A. It’s commendable that you have been so devoted to caring for your family’s needs while juggling a full time job and the care of a sick wife, and a young child. You’ve been very supportive to those around you who rely on your thoughtfulness and skills.
There is satisfaction in caring for others. But I do agree that if there isn’t balance, we burn out, get resentful and even depressed.
Finding your own life is a process of paying attention to yourself. This is the gateway to your own inner truth.
Start by asking what you are feeling, wanting, needing or avoiding? Keep a small journal handy where you take a few moments several times a day to jot down your responses. Writing about your experiences will connect you to your inner states and needs.
Given the losses you are describing, attending to your grief is a central part of your inner process. Focusing on others’ needs might be a way to not feel your own losses.
Your interests may conflict with others and you may be very uncomfortable with that. Is harmony a big factor for you? Do you give too much to maintain peace?

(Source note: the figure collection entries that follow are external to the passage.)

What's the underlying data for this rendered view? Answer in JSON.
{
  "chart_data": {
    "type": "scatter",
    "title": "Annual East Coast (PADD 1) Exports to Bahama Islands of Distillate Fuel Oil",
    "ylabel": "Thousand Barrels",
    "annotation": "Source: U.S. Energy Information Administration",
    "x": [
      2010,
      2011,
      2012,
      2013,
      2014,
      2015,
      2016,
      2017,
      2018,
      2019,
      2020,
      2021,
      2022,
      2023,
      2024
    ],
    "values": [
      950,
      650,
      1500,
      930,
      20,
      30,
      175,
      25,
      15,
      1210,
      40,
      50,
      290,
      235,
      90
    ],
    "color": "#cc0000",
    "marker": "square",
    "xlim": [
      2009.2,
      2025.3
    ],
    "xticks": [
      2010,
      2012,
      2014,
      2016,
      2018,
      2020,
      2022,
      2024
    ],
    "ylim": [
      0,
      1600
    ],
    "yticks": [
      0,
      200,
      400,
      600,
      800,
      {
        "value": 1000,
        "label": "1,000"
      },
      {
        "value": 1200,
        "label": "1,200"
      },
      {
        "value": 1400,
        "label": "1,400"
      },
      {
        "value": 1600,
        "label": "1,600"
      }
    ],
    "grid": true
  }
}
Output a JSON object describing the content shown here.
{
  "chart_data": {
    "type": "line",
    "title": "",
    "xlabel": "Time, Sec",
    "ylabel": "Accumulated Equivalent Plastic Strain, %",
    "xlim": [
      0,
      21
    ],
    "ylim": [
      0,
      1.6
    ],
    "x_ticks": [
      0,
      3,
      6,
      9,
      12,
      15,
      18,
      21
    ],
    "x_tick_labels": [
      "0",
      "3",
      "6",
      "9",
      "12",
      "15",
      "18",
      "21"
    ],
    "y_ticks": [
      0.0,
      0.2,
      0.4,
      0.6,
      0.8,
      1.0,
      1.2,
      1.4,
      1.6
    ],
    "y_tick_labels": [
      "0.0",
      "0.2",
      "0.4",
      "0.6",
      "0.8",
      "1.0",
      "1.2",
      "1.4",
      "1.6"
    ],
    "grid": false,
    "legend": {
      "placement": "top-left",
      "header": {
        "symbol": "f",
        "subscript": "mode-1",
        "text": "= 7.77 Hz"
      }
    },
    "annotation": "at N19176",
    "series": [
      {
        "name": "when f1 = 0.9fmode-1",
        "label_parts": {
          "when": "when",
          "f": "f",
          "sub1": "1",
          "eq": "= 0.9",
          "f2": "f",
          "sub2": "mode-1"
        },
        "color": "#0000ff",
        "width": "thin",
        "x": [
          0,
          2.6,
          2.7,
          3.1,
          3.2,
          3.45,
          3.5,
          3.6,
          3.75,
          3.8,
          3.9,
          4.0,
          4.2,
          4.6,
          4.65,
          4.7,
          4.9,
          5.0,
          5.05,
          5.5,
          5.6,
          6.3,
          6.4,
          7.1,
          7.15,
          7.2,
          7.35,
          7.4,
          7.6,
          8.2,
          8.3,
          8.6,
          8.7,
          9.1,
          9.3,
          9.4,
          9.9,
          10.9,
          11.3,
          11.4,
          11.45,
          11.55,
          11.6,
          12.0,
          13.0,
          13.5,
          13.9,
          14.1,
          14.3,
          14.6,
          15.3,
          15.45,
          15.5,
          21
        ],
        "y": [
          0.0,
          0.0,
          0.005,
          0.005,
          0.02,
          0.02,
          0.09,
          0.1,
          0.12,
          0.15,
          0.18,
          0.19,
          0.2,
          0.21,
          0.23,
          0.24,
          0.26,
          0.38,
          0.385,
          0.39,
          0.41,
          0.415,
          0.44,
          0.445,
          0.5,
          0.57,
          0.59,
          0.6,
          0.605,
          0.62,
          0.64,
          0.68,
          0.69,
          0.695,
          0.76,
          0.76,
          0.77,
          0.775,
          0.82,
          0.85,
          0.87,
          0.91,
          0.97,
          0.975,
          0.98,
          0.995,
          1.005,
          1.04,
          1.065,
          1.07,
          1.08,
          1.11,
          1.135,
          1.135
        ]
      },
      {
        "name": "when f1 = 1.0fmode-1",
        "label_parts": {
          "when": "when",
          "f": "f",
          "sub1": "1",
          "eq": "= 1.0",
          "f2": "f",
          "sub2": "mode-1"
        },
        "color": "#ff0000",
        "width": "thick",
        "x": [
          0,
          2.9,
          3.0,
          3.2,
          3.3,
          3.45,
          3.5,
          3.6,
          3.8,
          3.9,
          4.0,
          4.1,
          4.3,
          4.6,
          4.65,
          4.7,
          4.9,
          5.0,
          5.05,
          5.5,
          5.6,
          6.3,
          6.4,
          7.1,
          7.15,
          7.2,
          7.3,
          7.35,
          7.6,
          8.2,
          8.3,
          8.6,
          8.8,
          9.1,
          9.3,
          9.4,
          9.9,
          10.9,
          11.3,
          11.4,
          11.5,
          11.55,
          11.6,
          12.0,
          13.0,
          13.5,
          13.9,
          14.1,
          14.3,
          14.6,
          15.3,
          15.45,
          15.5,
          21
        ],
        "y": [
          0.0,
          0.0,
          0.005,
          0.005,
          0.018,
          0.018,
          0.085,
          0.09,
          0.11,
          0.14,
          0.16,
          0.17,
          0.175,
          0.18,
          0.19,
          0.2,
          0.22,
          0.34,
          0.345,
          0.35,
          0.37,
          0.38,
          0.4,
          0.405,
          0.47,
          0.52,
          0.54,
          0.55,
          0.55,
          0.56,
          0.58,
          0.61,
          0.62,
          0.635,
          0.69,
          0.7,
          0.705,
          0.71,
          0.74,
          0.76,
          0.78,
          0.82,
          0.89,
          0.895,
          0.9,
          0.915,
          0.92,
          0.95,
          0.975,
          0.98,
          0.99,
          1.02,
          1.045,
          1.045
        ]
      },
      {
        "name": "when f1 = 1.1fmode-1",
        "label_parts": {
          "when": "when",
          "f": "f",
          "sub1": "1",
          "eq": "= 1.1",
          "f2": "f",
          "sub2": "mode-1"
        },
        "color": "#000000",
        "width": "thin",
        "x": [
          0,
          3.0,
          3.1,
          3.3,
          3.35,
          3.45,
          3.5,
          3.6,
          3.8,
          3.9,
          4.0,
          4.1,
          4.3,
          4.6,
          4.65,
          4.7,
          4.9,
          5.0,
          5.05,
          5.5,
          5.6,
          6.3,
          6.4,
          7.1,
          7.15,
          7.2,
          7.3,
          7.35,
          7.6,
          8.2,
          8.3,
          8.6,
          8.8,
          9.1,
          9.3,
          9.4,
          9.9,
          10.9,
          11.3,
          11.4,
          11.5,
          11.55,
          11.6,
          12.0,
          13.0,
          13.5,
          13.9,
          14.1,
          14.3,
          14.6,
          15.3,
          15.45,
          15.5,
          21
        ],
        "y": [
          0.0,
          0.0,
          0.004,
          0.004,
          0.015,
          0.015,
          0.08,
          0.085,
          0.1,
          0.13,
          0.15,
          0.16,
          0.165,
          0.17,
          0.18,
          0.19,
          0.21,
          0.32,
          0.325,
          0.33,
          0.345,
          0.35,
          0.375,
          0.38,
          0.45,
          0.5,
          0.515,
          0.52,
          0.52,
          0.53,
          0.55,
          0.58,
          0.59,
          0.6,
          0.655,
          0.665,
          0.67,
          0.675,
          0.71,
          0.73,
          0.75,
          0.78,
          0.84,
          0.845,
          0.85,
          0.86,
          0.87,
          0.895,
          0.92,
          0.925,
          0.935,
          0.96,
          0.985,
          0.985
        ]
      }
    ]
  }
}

Getting more comfortable with anger, disapproval, and conflict will free you to follow your wishes for more fulfillment.
As you harness your interests and genuine feelings, start to act on them. If you need more time off, ask for it. If you can’t take on another task, say no, and offer alternatives. Being proactive for yourself is a key ingredient to your own well-being. It will feel like you’re moving upstream at first, however, it will energize you and people will respect your volition and connection to yourself, in due course.
Your natural ability to see the big picture and be a peacemaker will slowly come into more balance with self-direction and passion for your life interests.